Nun ist die Problematik, dass direkte Kolleg/innen nicht mehr mit ihr/ihm kommunizieren möchten, da man mehrfach die Sätze wiederholen muss bzw. er/sie Arbeitsanweisungen nur noch via Email verstehen kann. Dadurch entstehen viele Fehler bei der/dem schwerbehinderte/r Mitarbeiter/in. Wenn man dies anspricht, erhält man leider nur Aussagen, dass man ja nichts für die Schwerhörigkeit kann.

Termine beim IFD finden seit mehreren Monaten statt. Der Betrieb erhält eine geringe Ausgleichszahlung.

Nächste Woche findet ein neuer Termin mit dem Integrationsamt statt. Ich bin leider etwas ratlos, wie ich die Kolleg/in noch unterstützen kann.

Hattet Ihr schon einmal so einen gelagerten Fall? (Die/der Kollege/in ist seit über 35 Jahren in dem Unternehmen).

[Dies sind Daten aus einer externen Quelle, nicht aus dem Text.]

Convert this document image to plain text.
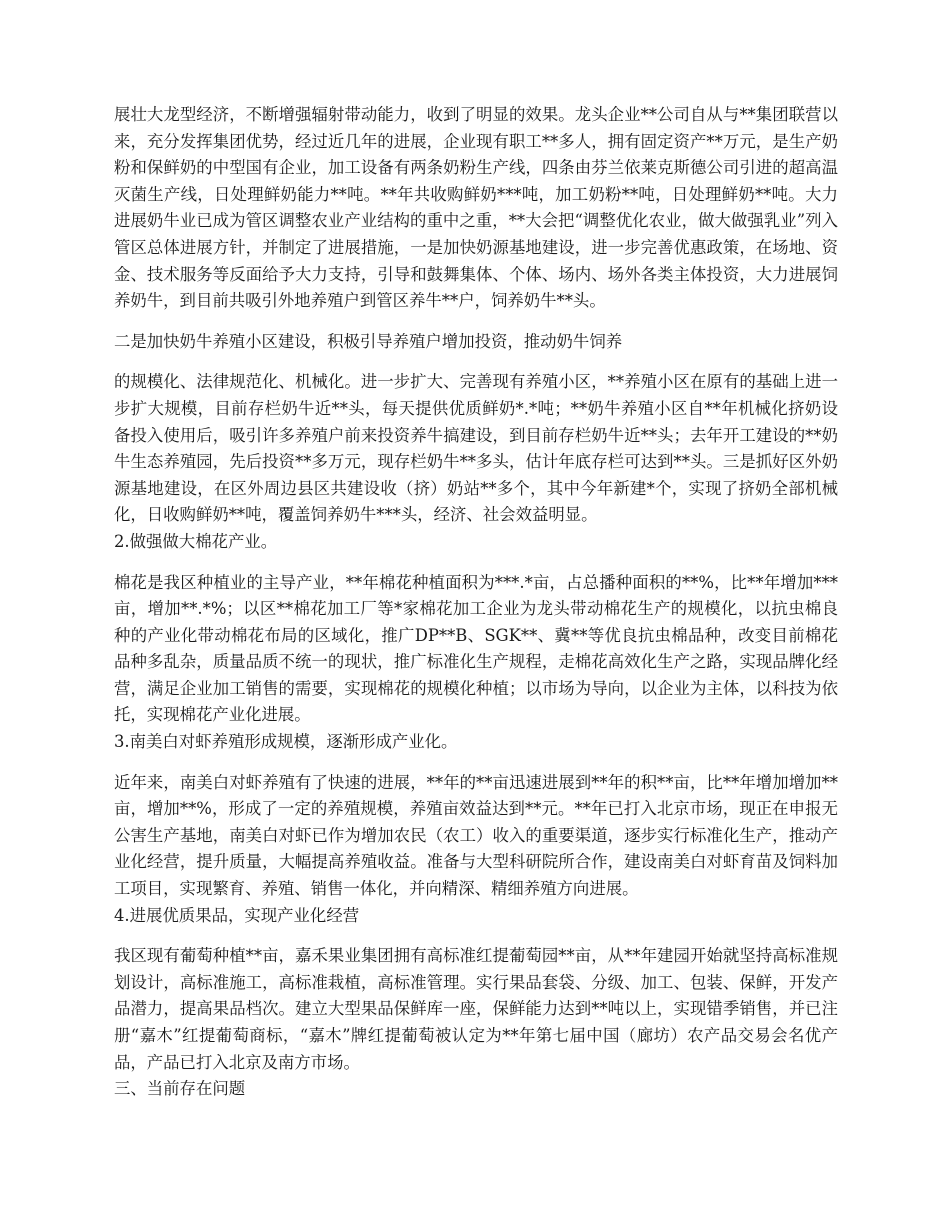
展壮大龙型经济，不断增强辐射带动能力，收到了明显的效果。龙头企业**公司自从与**集团联营以来，充分发挥集团优势，经过近几年的进展，企业现有职工**多人，拥有固定资产**万元，是生产奶粉和保鲜奶的中型国有企业，加工设备有两条奶粉生产线，四条由芬兰依莱克斯德公司引进的超高温灭菌生产线，日处理鲜奶能力**吨。**年共收购鲜奶***吨，加工奶粉**吨，日处理鲜奶**吨。大力进展奶牛业已成为管区调整农业产业结构的重中之重，**大会把“调整优化农业，做大做强乳业”列入管区总体进展方针，并制定了进展措施，一是加快奶源基地建设，进一步完善优惠政策，在场地、资金、技术服务等反面给予大力支持，引导和鼓舞集体、个体、场内、场外各类主体投资，大力进展饲养奶牛，到目前共吸引外地养殖户到管区养牛**户，饲养奶牛**头。

二是加快奶牛养殖小区建设，积极引导养殖户增加投资，推动奶牛饲养

的规模化、法律规范化、机械化。进一步扩大、完善现有养殖小区，**养殖小区在原有的基础上进一步扩大规模，目前存栏奶牛近**头，每天提供优质鲜奶*.*吨；**奶牛养殖小区自**年机械化挤奶设备投入使用后，吸引许多养殖户前来投资养牛搞建设，到目前存栏奶牛近**头；去年开工建设的**奶牛生态养殖园，先后投资**多万元，现存栏奶牛**多头，估计年底存栏可达到**头。三是抓好区外奶源基地建设，在区外周边县区共建设收（挤）奶站**多个，其中今年新建*个，实现了挤奶全部机械化，日收购鲜奶**吨，覆盖饲养奶牛***头，经济、社会效益明显。

2.做强做大棉花产业。

棉花是我区种植业的主导产业，**年棉花种植面积为***.*亩，占总播种面积的**%，比**年增加***亩，增加**.*%；以区**棉花加工厂等*家棉花加工企业为龙头带动棉花生产的规模化，以抗虫棉良种的产业化带动棉花布局的区域化，推广DP**B、SGK**、冀**等优良抗虫棉品种，改变目前棉花品种多乱杂，质量品质不统一的现状，推广标准化生产规程，走棉花高效化生产之路，实现品牌化经营，满足企业加工销售的需要，实现棉花的规模化种植；以市场为导向，以企业为主体，以科技为依托，实现棉花产业化进展。

3.南美白对虾养殖形成规模，逐渐形成产业化。

近年来，南美白对虾养殖有了快速的进展，**年的**亩迅速进展到**年的积**亩，比**年增加增加**亩，增加**%，形成了一定的养殖规模，养殖亩效益达到**元。**年已打入北京市场，现正在申报无公害生产基地，南美白对虾已作为增加农民（农工）收入的重要渠道，逐步实行标准化生产，推动产业化经营，提升质量，大幅提高养殖收益。准备与大型科研院所合作，建设南美白对虾育苗及饲料加工项目，实现繁育、养殖、销售一体化，并向精深、精细养殖方向进展。

4.进展优质果品，实现产业化经营

我区现有葡萄种植**亩，嘉禾果业集团拥有高标准红提葡萄园**亩，从**年建园开始就坚持高标准规划设计，高标准施工，高标准栽植，高标准管理。实行果品套袋、分级、加工、包装、保鲜，开发产品潜力，提高果品档次。建立大型果品保鲜库一座，保鲜能力达到**吨以上，实现错季销售，并已注册“嘉木”红提葡萄商标，“嘉木”牌红提葡萄被认定为**年第七届中国（廊坊）农产品交易会名优产品，产品已打入北京及南方市场。

三、当前存在问题
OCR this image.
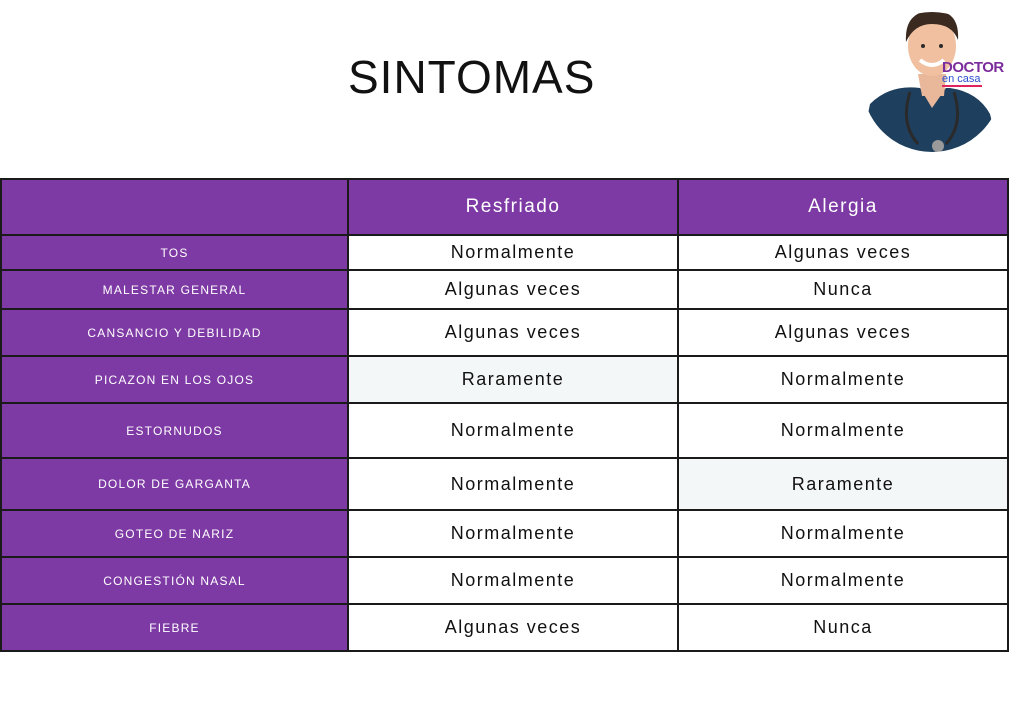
SINTOMAS	DOCTOR
en casa
	Resfriado	Alergia
TOS	Normalmente	Algunas veces
MALESTAR GENERAL	Algunas veces	Nunca
CANSANCIO Y DEBILIDAD	Algunas veces	Algunas veces
PICAZON EN LOS OJOS	Raramente	Normalmente
ESTORNUDOS	Normalmente	Normalmente
DOLOR DE GARGANTA	Normalmente	Raramente
GOTEO DE NARIZ	Normalmente	Normalmente
CONGESTIÓN NASAL	Normalmente	Normalmente
FIEBRE	Algunas veces	Nunca
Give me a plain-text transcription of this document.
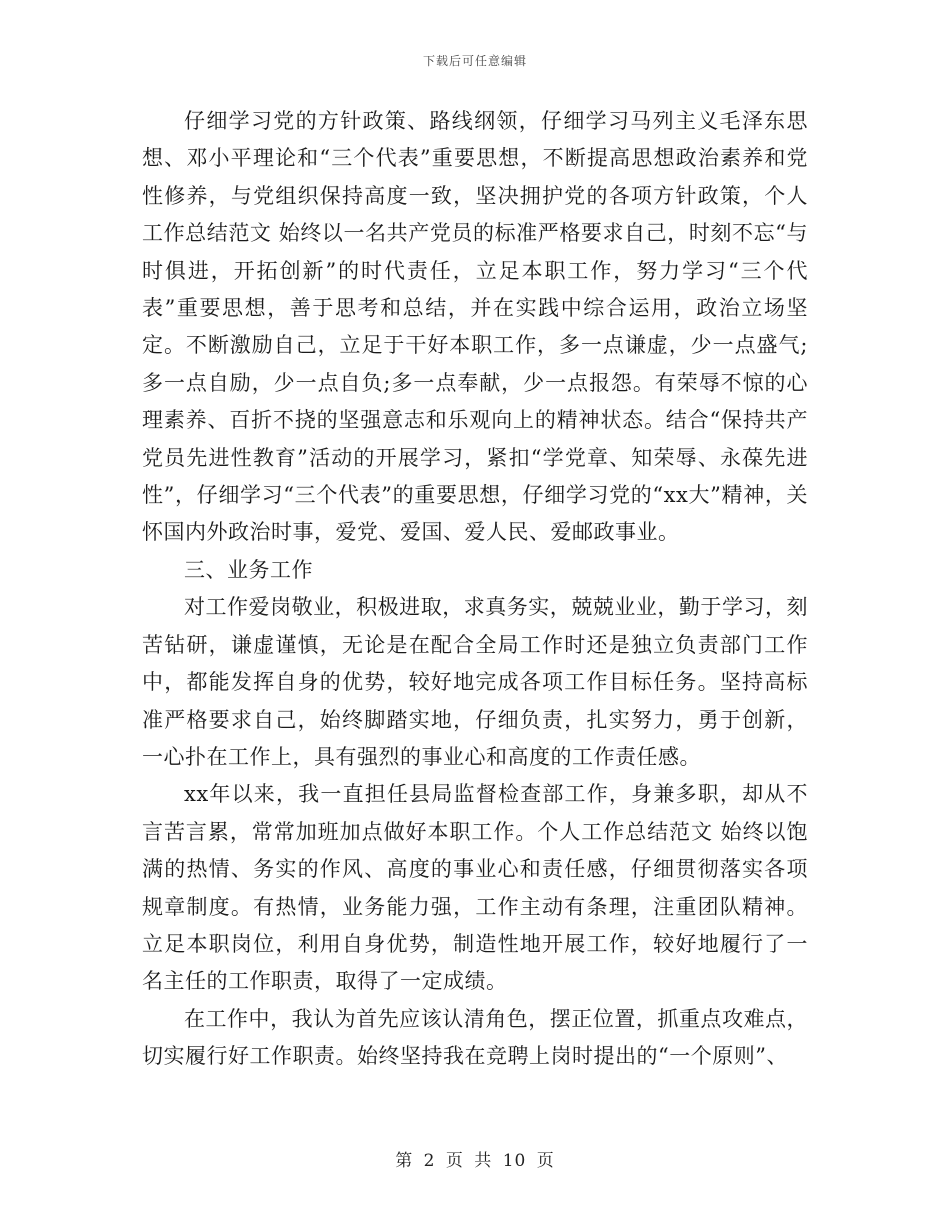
下载后可任意编辑

仔细学习党的方针政策、路线纲领，仔细学习马列主义毛泽东思想、邓小平理论和“三个代表”重要思想，不断提高思想政治素养和党性修养，与党组织保持高度一致，坚决拥护党的各项方针政策，个人工作总结范文 始终以一名共产党员的标准严格要求自己，时刻不忘“与时俱进，开拓创新”的时代责任，立足本职工作，努力学习“三个代表”重要思想，善于思考和总结，并在实践中综合运用，政治立场坚定。不断激励自己，立足于干好本职工作，多一点谦虚，少一点盛气;多一点自励，少一点自负;多一点奉献，少一点报怨。有荣辱不惊的心理素养、百折不挠的坚强意志和乐观向上的精神状态。结合“保持共产党员先进性教育”活动的开展学习，紧扣“学党章、知荣辱、永葆先进性”，仔细学习“三个代表”的重要思想，仔细学习党的“xx大”精神，关怀国内外政治时事，爱党、爱国、爱人民、爱邮政事业。

三、业务工作

对工作爱岗敬业，积极进取，求真务实，兢兢业业，勤于学习，刻苦钻研，谦虚谨慎，无论是在配合全局工作时还是独立负责部门工作中，都能发挥自身的优势，较好地完成各项工作目标任务。坚持高标准严格要求自己，始终脚踏实地，仔细负责，扎实努力，勇于创新，一心扑在工作上，具有强烈的事业心和高度的工作责任感。

xx年以来，我一直担任县局监督检查部工作，身兼多职，却从不言苦言累，常常加班加点做好本职工作。个人工作总结范文 始终以饱满的热情、务实的作风、高度的事业心和责任感，仔细贯彻落实各项规章制度。有热情，业务能力强，工作主动有条理，注重团队精神。立足本职岗位，利用自身优势，制造性地开展工作，较好地履行了一名主任的工作职责，取得了一定成绩。

在工作中，我认为首先应该认清角色，摆正位置，抓重点攻难点，切实履行好工作职责。始终坚持我在竞聘上岗时提出的“一个原则”、

第 2 页 共 10 页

Vielen Dank für eure Ratschläge

Schwerhörige Mitarbeiter lehnt techn. Hilfsmittel ab

Phönix, NRW, Sunday, 05.05.2024, 12:19 (vor 13 Tagen) @ Tahsa

Hallo Tasha,

selbst habe ich eine schwere Hörminderung mit hohen Diskriminationsverlusten, trage beidseitig Hörhilfen, bewege mich auch im Bereich der Selbsthilfegruppen für Hörgeschädigte und Gehörlose und nutze einen Phonak Roger One (als Tisch- oder Dozentenmikrofon) und bis zu vier Roger Table Mic II bei größeren Meetings und Schulungen.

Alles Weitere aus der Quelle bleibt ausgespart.